Aun así, sin olvidar la connivencia de unos gobiernos árabes que prácticamente han abandonado a los palestinos a su desgracia y de una Unión Europea (UE) que no consigue esconder la impotencia derivada de su fragmentación interna respecto a Tel Aviv, Israel no habría llegado hasta aquí sin el respaldo estructural que Estados Unidos (EEUU) le proporciona. En términos realistas, todo se resume en que Washington es el único actor con capacidad real para frenar a su principal aliado en Oriente Medio.
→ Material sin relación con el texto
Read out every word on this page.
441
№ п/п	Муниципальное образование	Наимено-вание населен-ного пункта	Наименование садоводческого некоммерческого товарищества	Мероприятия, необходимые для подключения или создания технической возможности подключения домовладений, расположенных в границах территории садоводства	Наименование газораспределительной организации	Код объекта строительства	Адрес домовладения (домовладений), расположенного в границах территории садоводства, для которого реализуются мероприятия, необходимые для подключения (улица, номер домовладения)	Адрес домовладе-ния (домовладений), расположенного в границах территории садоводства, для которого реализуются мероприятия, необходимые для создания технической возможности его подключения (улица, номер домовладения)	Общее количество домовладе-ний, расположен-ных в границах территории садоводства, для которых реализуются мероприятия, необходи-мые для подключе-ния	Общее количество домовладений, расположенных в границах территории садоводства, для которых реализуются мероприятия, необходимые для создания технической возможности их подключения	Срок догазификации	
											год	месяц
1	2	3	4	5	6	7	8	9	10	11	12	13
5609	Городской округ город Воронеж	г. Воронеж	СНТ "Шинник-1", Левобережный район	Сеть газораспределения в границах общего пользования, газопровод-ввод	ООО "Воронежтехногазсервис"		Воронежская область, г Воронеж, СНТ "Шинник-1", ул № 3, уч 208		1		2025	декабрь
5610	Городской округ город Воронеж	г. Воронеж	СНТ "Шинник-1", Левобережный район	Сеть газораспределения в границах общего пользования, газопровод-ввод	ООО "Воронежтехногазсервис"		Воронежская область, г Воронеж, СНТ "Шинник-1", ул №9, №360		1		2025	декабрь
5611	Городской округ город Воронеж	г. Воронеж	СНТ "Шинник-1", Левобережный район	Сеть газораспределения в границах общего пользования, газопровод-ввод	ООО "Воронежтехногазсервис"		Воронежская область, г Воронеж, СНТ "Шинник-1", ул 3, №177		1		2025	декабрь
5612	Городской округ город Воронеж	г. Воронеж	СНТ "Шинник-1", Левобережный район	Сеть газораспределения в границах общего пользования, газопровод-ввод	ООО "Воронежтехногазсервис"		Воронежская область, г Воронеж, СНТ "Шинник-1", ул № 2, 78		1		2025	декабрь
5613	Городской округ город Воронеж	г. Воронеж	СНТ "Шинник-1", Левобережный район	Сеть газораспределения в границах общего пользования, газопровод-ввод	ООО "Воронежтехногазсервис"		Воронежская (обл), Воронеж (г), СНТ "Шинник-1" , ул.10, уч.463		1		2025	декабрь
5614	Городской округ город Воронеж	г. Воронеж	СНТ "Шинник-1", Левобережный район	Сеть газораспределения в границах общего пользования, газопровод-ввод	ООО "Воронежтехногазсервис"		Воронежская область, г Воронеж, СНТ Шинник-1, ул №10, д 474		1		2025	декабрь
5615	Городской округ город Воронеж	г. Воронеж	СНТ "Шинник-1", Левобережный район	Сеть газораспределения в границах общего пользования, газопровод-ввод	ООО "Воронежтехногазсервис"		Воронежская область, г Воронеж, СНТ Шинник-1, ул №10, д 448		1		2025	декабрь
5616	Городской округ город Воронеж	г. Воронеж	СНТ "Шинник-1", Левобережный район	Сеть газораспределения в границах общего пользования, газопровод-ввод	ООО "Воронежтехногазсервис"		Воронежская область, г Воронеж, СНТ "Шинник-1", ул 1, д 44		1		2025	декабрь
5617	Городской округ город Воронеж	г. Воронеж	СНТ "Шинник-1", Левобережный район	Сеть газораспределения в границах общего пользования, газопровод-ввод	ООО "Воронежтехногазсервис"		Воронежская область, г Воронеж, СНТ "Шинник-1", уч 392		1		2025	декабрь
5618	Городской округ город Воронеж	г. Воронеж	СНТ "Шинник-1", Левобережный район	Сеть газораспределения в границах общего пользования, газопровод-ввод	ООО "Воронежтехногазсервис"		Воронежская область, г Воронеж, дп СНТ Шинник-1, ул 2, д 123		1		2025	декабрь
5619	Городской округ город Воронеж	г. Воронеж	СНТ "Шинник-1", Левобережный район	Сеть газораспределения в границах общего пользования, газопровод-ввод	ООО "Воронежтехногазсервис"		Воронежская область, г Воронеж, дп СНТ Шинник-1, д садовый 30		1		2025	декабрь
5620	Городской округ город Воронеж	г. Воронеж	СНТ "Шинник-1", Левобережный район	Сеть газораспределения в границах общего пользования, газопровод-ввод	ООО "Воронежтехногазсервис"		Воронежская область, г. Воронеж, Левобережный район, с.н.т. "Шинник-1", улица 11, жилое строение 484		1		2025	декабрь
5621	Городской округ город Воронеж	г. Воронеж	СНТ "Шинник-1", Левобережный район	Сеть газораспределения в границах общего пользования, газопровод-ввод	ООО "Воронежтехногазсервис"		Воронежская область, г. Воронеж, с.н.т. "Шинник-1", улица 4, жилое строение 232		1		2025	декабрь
Tiene al menos tres potentes palancas con las que hacer ver a Netanyahu y los suyos: la diplomática (cubriendo sus vergüenzas en el Consejo de Seguridad de la ONU), la económica (con una ayuda anual de 4.000 millones de dólares, más el paquete de 26.000 millones aprobado recientemente) y la militar (tanto en proyectos tecnológicos de defensa como en suministro de armas). Y al no hacer uso de ellas no sólo está permitiendo que Israel se hunda aún más en su abismo, sino también debilitando su propio liderazgo mundial, contribuyendo a desprestigiar las instituciones que deben gestionar el mundo globalizado y, si la CIJ lo confirma en su día, a cometer un genocidio.
Y así el tiempo va pasando mientras Netanyahu sigue a lo suyo, defendiendo su posición personal a toda costa, aunque sea en contra de los intereses de Israel, y prolongando un conflicto en el que sabe que no va a lograr la eliminación de un Hamás que tampoco ofrece nada positivo a quien dice impropiamente representar.